Open qascade opened 1 year ago
In general, ZetaSQL allows you to join tables and apply DP on top of it. However, our sample binary execute_query
only takes one argument for a table defined in a CSV file. You can modify the source code in examples/zetasql/execute_query.cc
and define another table in C++ using zetasql::MakeTableFromCsvFile
and define email to be the user id using the SetAnonymizationInfo
method on the defined tables.
ZetaSQL is written in C++ and uses the C++ DP Lib.
Let's use this issue to collect if there is interest in this feature. Using join conditions for DP queries might be something that is interesting to try out, since those joins are not straight forward (they need to propagate the column that is used to identify a user for the DP aggregation).

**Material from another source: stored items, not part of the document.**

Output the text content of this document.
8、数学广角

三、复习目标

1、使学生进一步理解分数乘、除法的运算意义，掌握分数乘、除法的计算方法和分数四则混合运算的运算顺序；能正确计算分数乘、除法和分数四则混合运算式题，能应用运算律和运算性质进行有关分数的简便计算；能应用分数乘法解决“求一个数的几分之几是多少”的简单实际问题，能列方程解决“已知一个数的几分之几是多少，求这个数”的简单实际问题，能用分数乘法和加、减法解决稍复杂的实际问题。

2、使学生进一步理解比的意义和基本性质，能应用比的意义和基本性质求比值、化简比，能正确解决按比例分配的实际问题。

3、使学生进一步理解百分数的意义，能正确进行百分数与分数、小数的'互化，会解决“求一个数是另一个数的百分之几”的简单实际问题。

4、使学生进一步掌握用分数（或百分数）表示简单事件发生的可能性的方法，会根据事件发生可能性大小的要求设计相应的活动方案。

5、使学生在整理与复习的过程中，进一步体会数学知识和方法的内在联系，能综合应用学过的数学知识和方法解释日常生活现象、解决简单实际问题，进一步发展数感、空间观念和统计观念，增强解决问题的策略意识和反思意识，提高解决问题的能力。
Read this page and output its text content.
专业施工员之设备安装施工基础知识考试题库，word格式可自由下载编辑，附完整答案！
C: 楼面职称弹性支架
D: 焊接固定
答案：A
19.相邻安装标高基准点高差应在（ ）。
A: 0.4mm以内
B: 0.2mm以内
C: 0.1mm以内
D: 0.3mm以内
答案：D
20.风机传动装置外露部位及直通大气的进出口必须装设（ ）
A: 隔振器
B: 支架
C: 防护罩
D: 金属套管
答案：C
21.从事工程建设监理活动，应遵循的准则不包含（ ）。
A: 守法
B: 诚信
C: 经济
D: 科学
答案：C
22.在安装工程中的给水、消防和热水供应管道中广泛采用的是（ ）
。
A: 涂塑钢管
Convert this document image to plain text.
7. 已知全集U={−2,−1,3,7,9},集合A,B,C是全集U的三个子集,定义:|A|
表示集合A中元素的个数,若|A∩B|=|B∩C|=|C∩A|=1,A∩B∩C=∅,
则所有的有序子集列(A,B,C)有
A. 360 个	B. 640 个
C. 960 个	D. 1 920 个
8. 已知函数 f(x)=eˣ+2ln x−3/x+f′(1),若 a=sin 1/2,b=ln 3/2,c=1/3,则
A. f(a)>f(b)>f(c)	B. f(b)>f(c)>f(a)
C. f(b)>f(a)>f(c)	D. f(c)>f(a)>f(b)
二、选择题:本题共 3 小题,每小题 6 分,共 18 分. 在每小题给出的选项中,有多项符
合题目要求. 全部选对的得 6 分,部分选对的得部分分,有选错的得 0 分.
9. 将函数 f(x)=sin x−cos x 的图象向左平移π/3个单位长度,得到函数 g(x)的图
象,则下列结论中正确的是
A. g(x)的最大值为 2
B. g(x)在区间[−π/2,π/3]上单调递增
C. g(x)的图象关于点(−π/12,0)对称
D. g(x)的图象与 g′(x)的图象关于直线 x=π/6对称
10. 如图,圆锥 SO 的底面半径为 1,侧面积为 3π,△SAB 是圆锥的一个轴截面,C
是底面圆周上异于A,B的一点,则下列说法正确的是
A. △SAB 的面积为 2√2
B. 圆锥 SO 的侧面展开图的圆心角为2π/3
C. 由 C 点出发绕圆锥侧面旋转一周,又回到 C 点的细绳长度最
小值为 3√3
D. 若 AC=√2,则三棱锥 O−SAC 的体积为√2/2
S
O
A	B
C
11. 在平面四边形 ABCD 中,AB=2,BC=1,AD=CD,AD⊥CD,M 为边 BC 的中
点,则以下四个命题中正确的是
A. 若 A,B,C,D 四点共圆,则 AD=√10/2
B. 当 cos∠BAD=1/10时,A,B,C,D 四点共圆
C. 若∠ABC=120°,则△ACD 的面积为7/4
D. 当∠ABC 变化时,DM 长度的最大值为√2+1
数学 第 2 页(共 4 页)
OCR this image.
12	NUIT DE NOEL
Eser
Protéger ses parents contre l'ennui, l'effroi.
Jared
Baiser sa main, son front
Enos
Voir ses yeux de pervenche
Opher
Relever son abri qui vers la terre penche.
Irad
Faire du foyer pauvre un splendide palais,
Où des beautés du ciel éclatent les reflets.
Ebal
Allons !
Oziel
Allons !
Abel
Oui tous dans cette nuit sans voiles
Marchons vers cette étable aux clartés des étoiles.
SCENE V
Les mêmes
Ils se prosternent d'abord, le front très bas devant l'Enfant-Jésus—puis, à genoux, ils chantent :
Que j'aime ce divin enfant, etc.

I am trying to use the dp library to run SQL queries that inherently support DP. Section 4 of the DP SQL paper discusses aggregation with joins and compares it with previously built DP SQL engines. In general, joins, especially inner joins, are one of the most sought out queries to be run. I think we should have an example of that and how it affects the accuracy of the results.
I wanted to write a Zetasql query that joins two tables on a single private column for an ANON_COUNT() query. For example, if there are tables: table1 and table2, both with a common email column.
Is it possible to do this? If it is possible to do this using the Go library that would also be great.